Güneş, kanayan bir yara gibi sızıyor içeri,
Ve ben hâlâ senin adını sayıklıyorum, Rosa Maria...
Bulutlar kurşuni bir yorgan çekmiş gökyüzüne,
Rüzgâr, dün geceden kalan şişeleri deviriyor sokakta.

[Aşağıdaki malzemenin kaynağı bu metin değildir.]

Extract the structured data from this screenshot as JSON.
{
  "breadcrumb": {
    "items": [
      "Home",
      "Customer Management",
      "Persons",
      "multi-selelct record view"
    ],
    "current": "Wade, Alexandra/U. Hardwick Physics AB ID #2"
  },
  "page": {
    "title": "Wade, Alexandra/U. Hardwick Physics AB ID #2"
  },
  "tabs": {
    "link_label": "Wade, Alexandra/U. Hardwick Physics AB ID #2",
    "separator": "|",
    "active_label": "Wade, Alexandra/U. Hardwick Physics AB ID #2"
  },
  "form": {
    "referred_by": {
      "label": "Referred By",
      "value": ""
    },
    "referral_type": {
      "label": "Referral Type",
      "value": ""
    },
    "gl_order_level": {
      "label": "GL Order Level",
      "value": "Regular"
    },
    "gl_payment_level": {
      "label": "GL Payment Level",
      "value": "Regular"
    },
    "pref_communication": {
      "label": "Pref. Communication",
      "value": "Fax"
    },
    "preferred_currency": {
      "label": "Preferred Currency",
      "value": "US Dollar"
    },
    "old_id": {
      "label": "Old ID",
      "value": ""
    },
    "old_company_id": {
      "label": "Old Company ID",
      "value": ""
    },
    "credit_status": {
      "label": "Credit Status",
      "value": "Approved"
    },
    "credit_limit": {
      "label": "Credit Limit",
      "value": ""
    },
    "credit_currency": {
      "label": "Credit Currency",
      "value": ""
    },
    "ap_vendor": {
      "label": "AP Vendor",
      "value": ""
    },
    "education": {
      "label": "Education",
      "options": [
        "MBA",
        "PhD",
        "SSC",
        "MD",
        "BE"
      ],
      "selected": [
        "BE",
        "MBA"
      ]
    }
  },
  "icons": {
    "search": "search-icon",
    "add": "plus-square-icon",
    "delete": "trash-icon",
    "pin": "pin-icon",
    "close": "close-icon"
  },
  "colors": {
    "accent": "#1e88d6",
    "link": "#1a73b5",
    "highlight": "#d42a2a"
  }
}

Bir silüetin sesi geliyor uzaktan,
Belki de sensin, bana seslenen?
Bahçemde siyah laleler açmış,
Susuzluktan kıvranıyor kökleri.
Tıpkı benim gibi,
Sen gideli toprak ana bile küsmüş bana...
Rosa Maria,
Mezar taşlarını yastık yaptım bu şehirde.
Uyku diye bir şey yok,
Sadece seninle konuştuğum
Uzun, boş geceler...
İnsanlar geçiyor camdan,
Gölgeleri düşüyor yüzüme.
Kimse bakmıyor
Ben de bakmıyorum artık...
Bir otobüs durağında buldum saç tokânı,
Paslanmış, unutulmuş.
Tuttum avucumda,
Sonra denize attım...
Rosa Maria,
Biliyor musun?
Artık hiçbir şey eskisi gibi değil.
Meyveler tatsız,
Şarkılar yarım,
İnsanlar sahte.
Aynalar sadece
Bulanık bir suret gösteriyor...
Ve ben,
Buğulu camlara yazıyorum adını.
Yağmur silince,
Yeniden yazıyorum,
Tekrar tekrar silinene kadar...
"İyiyim işte Rosa Maria, iyi"
Yalan…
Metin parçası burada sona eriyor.